Inglewood's already seen a huge uptick in interest in some of its real estate since the announcement of the football stadium coming to town, but no one's sure if that frenzy will carry over to other sectors of the market. (It probably won't do too much for home prices.) "The biggest thing going for the city of Inglewood is that it’s still the cheapest rent for all of L.A.," says a broker at Partners Trust in Beverly Hills who also owns properties in Inglewood. "It’s insane how low the rents are. Artists can come here and find warehouse space from 50 cents to 75 cents a square foot. I’ve seen even lower."

Rents tend to be low in Inglewood because the buildings have been owned by the same person for "decades" so their debt is low and they can afford to keep rents low, too. Industrial properties are often smaller in Inglewood than in other parts of South LA, says LABJ, so artists aren't really competing with actual industrial businesses for the space.

A few small projects are already pushing toward the kinds of next-wave spaces that usually follow decades of artist investment in an area, namely live/work spaces.
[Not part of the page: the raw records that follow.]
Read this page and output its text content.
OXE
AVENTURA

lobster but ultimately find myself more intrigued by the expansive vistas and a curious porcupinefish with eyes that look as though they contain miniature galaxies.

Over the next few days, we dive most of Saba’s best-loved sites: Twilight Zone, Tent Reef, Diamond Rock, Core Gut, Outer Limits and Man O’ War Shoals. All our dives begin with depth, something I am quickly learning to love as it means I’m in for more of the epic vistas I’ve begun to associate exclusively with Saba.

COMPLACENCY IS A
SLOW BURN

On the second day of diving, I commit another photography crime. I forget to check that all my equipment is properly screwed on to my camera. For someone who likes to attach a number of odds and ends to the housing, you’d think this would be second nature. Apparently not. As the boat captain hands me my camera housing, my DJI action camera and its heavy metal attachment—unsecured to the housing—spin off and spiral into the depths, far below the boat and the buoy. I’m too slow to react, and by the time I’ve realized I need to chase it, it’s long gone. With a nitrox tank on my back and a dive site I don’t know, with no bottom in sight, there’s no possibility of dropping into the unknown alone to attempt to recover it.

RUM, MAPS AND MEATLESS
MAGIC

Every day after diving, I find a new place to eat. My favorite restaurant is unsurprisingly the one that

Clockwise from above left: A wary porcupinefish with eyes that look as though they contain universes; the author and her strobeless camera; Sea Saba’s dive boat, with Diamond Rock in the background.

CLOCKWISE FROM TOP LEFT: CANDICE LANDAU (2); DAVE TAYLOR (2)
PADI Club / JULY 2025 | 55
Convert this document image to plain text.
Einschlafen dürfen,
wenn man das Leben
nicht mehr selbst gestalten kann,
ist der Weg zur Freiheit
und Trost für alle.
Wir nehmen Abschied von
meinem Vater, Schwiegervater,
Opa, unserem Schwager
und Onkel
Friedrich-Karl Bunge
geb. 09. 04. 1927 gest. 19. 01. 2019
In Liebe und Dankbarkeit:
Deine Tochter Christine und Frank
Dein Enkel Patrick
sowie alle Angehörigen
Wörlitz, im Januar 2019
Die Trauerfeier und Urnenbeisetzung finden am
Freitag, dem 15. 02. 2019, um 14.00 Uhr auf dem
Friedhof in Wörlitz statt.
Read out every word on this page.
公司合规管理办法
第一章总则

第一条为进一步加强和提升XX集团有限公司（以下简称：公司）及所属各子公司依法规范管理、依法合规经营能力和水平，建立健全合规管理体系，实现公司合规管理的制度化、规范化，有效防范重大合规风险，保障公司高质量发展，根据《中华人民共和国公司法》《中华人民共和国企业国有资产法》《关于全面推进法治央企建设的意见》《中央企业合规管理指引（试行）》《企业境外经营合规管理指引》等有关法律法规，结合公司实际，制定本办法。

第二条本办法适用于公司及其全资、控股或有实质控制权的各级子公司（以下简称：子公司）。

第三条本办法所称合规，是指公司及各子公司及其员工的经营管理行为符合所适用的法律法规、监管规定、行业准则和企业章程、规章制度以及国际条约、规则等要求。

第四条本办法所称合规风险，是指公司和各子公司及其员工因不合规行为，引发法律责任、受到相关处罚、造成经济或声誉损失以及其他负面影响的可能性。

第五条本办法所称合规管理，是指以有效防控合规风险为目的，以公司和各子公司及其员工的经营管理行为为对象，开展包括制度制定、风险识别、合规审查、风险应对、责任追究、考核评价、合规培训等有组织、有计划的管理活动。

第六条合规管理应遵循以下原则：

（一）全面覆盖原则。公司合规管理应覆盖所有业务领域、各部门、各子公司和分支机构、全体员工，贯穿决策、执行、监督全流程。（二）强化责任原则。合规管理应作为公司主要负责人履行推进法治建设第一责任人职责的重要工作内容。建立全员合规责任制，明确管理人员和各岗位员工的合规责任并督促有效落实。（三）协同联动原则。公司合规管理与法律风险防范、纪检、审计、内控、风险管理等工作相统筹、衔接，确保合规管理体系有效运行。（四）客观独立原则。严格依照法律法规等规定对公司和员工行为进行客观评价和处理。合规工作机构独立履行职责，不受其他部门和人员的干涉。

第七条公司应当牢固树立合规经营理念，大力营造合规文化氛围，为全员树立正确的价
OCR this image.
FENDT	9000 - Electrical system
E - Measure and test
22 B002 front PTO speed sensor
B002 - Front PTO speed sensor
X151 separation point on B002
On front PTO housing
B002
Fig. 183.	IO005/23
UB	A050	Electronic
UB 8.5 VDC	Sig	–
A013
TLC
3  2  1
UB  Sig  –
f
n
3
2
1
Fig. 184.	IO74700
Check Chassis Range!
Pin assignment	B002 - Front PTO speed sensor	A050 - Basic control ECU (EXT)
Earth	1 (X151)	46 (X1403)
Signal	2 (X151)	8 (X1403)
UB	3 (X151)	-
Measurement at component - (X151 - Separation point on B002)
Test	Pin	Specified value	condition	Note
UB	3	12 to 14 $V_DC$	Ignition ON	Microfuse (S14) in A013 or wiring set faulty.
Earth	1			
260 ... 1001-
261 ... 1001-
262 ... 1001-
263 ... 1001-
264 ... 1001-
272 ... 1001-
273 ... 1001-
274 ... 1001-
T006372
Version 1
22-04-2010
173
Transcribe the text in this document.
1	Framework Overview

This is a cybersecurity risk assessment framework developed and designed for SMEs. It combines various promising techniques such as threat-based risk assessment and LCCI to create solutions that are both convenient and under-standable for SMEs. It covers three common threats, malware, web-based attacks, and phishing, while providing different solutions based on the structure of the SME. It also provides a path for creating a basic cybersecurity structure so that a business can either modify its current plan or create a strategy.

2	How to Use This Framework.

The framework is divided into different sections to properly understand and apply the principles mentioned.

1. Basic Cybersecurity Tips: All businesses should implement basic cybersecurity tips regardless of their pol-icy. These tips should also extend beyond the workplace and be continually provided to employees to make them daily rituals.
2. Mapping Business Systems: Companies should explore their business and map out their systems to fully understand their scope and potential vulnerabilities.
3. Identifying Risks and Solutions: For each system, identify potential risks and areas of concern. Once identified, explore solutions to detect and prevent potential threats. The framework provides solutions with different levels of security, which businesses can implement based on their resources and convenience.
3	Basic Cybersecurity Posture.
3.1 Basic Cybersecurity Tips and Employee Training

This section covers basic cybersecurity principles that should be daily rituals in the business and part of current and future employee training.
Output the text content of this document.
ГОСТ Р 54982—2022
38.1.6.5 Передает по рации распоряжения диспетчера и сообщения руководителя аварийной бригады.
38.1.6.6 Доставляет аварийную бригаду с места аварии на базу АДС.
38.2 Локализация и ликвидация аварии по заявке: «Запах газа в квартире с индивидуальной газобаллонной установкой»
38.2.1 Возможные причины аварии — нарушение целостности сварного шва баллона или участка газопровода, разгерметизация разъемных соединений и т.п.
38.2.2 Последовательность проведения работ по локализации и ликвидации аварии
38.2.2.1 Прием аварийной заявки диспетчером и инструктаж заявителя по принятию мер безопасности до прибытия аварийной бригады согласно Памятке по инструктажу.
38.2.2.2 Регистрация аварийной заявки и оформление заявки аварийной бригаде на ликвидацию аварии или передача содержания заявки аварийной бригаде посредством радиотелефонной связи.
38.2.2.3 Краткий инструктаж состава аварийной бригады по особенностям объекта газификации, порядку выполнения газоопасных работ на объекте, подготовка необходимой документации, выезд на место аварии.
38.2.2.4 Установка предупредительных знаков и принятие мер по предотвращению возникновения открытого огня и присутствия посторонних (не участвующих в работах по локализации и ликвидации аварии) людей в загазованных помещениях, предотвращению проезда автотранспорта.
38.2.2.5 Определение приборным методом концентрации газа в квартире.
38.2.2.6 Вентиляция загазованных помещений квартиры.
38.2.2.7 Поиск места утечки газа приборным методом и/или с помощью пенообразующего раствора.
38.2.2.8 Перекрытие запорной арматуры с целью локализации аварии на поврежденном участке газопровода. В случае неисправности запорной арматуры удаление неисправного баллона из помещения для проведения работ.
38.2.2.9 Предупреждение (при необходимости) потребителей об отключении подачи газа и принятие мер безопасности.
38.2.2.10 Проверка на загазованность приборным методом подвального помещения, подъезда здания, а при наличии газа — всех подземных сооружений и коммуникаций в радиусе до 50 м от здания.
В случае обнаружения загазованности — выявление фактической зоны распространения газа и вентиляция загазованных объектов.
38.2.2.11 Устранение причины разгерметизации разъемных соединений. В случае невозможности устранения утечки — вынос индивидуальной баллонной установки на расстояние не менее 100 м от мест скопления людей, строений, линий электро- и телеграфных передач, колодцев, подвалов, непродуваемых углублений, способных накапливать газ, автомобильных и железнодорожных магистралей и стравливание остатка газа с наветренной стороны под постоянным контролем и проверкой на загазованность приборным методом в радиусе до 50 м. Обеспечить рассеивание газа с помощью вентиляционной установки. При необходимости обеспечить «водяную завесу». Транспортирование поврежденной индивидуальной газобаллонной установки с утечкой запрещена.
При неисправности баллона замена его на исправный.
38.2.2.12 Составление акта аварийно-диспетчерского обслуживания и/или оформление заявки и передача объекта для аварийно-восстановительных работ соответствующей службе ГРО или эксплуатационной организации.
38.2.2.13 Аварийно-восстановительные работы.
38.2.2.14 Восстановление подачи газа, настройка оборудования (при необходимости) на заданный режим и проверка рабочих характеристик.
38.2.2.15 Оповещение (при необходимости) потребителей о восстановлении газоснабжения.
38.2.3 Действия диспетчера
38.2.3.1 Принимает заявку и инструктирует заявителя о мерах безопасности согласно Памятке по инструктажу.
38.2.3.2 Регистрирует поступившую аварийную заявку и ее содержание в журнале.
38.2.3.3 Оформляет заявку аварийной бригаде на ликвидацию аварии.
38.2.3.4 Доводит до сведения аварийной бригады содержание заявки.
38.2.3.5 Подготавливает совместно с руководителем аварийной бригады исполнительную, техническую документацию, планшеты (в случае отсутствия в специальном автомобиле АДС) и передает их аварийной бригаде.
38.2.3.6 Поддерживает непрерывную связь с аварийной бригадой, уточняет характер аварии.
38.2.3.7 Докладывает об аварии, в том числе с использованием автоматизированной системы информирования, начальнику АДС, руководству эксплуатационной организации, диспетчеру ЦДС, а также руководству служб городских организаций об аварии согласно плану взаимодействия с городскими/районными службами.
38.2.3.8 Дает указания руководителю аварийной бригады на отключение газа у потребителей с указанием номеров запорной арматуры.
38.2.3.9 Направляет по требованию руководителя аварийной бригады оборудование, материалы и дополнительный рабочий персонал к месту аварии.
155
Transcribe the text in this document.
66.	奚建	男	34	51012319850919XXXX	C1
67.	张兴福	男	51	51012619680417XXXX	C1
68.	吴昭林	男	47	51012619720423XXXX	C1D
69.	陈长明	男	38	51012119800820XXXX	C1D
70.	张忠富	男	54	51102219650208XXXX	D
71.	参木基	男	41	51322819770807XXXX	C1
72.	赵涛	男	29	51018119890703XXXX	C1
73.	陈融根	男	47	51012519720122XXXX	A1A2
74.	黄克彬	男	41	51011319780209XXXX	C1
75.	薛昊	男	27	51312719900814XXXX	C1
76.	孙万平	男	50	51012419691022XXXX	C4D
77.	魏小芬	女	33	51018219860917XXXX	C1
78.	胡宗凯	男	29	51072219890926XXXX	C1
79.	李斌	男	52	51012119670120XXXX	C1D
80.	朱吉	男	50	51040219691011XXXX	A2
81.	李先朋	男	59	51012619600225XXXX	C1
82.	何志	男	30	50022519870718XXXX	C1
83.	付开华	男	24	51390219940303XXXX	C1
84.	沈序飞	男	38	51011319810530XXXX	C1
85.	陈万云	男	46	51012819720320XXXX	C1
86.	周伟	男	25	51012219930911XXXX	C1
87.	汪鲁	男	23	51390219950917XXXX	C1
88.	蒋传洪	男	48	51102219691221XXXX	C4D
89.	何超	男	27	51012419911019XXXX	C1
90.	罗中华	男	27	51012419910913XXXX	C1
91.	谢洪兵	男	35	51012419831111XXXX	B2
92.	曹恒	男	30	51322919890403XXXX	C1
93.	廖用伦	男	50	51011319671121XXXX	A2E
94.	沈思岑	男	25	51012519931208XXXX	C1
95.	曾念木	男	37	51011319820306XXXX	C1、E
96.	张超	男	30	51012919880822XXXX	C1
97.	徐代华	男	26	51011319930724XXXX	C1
Inglewood has six areas of town where a live/work ordinance allows for these kinds of uses. (Inglewood's main artist hubs are on the northern end, near the Ladera Heights border, or over by the famed Randy's Donuts.) But "it’s not yet clear if many landlords will make the investments needed to bring aging buildings up to code, such as installing fire sprinklers," or whether artists would even pay the new, higher rents that would undoubtedly come with these fancier places.